さて、いよいよコヒマだ
先の大戦で日本軍が到達したおそらく最西端である
コヒマから白骨街道をたどる旅が始まる
出発は朝、ディマプル駅前広場
抗生物質で叩いて、一時はだいぶよくなった咳がぶり返した。
うーんこれは・・・。
今日はコヒマへの移動だが、場合によっては車を1台貸し切りにしてしまってもいいなと考えた。人数分の料金を払えばいいはずだ。
あるいは席を買うか。4人座るところを2人にしてもらって倍払う。それがいいかな。
などと考えながらスーモ溜りに向かう。スーモは乗合タクシー(?)のこと。溜り場は列車駅の構内というか、駅前広場のような場所。
そこへ行くにはバス駅を突っ切るのが早い。ということでバス駅へ。
おや?
昨日は閉まっていたコヒマ行のチケット売り場に人がいる。
まさか? 今日はなさそうなことを言っていたのに?
訊いてみたら
「今日出るよー。時間? すぐだよすぐ!」
と、さっさと2人分の切符を切ってくれたので、行きがかり上乗ることに。
まあでもあれだ。多少時間は余分にかかるとしても、バスで空間が確保できる方が楽かもしれない。
バスは少し待っていると入ってきた。
みなチケットの席番どおりに座り、満員で9時45分に発車した。
しばらくは何事もなくバスは進んでいった。すごい渋滞と、道路工事現場の連続で遅々として進まないが、それはどの車でも同じことなので我慢できる。

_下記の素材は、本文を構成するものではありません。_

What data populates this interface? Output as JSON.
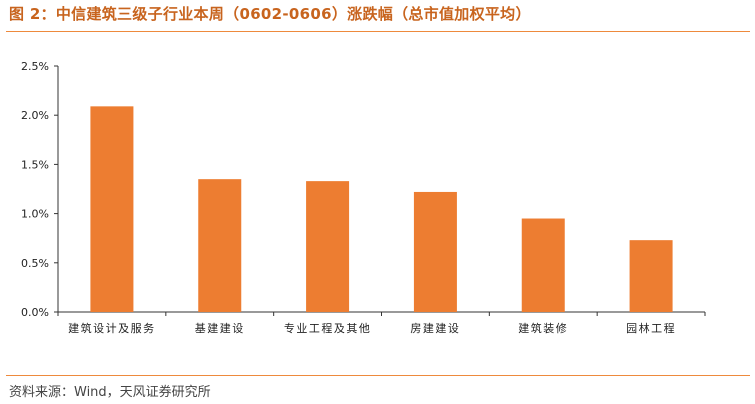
{
  "header": {
    "title": "图 2：中信建筑三级子行业本周（0602-0606）涨跌幅（总市值加权平均）"
  },
  "footer": {
    "source": "资料来源：Wind，天风证券研究所"
  },
  "colors": {
    "bar": "#ed7d31",
    "title": "#c8641e",
    "rule": "#ee8a3d"
  },
  "chart_data": {
    "type": "bar",
    "categories": [
      "建筑设计及服务",
      "基建建设",
      "专业工程及其他",
      "房建建设",
      "建筑装修",
      "园林工程"
    ],
    "values": [
      2.09,
      1.35,
      1.33,
      1.22,
      0.95,
      0.73
    ],
    "y_ticks": [
      "0.0%",
      "0.5%",
      "1.0%",
      "1.5%",
      "2.0%",
      "2.5%"
    ],
    "ylim": [
      0,
      2.5
    ],
    "unit": "%",
    "grid": false,
    "legend": "none"
  }
}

舗装されている場所もなくはないが、大半はダートだ。土埃がものすごい。車内は埃で満たされる。窓も開けている人がいるし、閉まらない窓もあるだろう。どうにもならない。マスクを二重にして、さらに手ぬぐいを巻いて少しでも自分を守る。
一度、運転手が車を停め、タイヤを覗きに行った。嫌な予感がした。
さらにもう一度、今度は空気圧がチェックできそうな小屋の前で停め、何やら見ている。さらに嫌な予感が高まる。
バスは心なしか心配がちにそろりそろりと、進んで行く。
市街地を抜け、丘陵地帯に入る。
バス、壊れる
バスは橋を渡った。そこでなぜか左へ寄せて停車。
運転手が降りてやはりタイヤやらを見ながらどこかに電話をかけている。
まずい状況になっているようだ。
最悪なのは、修理屋を呼ぶこと。すぐに来るわけがないし、来てもすぐに直るとは限らない。
運転手はやがてバスを回転させて、川べりの広いところに停めて、降りて行ってしまった。
何人かはこの時点から動き始め、三々五々、別の車を停めては交渉して乗り換えて先へ進んでいった。どうやら代わりのバスが来るらしいが・・・。
バスが停まった場所には1軒のレストランのようなものがある。その隣には何やら建物。電話をかけている人たちが皆「チェックポスト」と言っているので、以前はここにチェックポストがあってナガランドへの出入境を管理していたのだと思う。
あまりにも暇で道端に座っていると、レストランの人が「食べるものもあるしトイレもあるから来れば」と言いに来てくれて、そちらに入った。注文したお茶を飲んでいると、遠くからバスが来るのが見え、ほぼ同時に運転手が店のドアを開けて「来たよ!」とうれしそうに告げてくれた。
バスが壊れたのが10時45分。代わりのバスが来たのが2時20分。なんと3時間35分も待ってしまった。
代わりのバスはちゃっかり乗客を乗せて来たが、車掌が「元の席に座ってくれ!」と連呼し、元のチケットの人が優先で座れてよかった。
コヒマ着17時半。
たった74キロの移動に8時間という記録を打ち立ててくれた。
コヒマはもう夜の闇の中だった。
闇の中のコヒマ、宿が見つからない
大抵、バス駅のような場所で降ろされたら周囲を見回せば、宿の看板の1つや2つは見つかるものである。
しかしコヒマではそれが見つからない、暗いから見えないのだろうか?
うろうろ歩き回り、人に訊いたりもするが、教えられた通りに行っても見つからない。
ようやくあった1軒は、相変わらずお湯が出ないし、そのことを事前に申告しないからイラっとする。
さらに探して歩きながら、兵隊にも訊いたりした。兵隊は駅に戻れと言う。スマホの地図には多少出ているのだが、あるはずの場所には何もない。
これはあかんね、さっきの宿に戻ろう。
と引き返し始めたところで、女性に声をかけられた。
真っ暗な中、ザックを背負った明らかに外人風の人間がうろうろしているのを見て、助け船を出さなきゃと思ってくれたらしい。
その人に着いて行くと、さっき訊いた宿に戻った。
お湯が出ないのはもう仕方ないとして、泊まることにする。
ロビーは明るいが、部屋は何とも裏さびれた宿だった。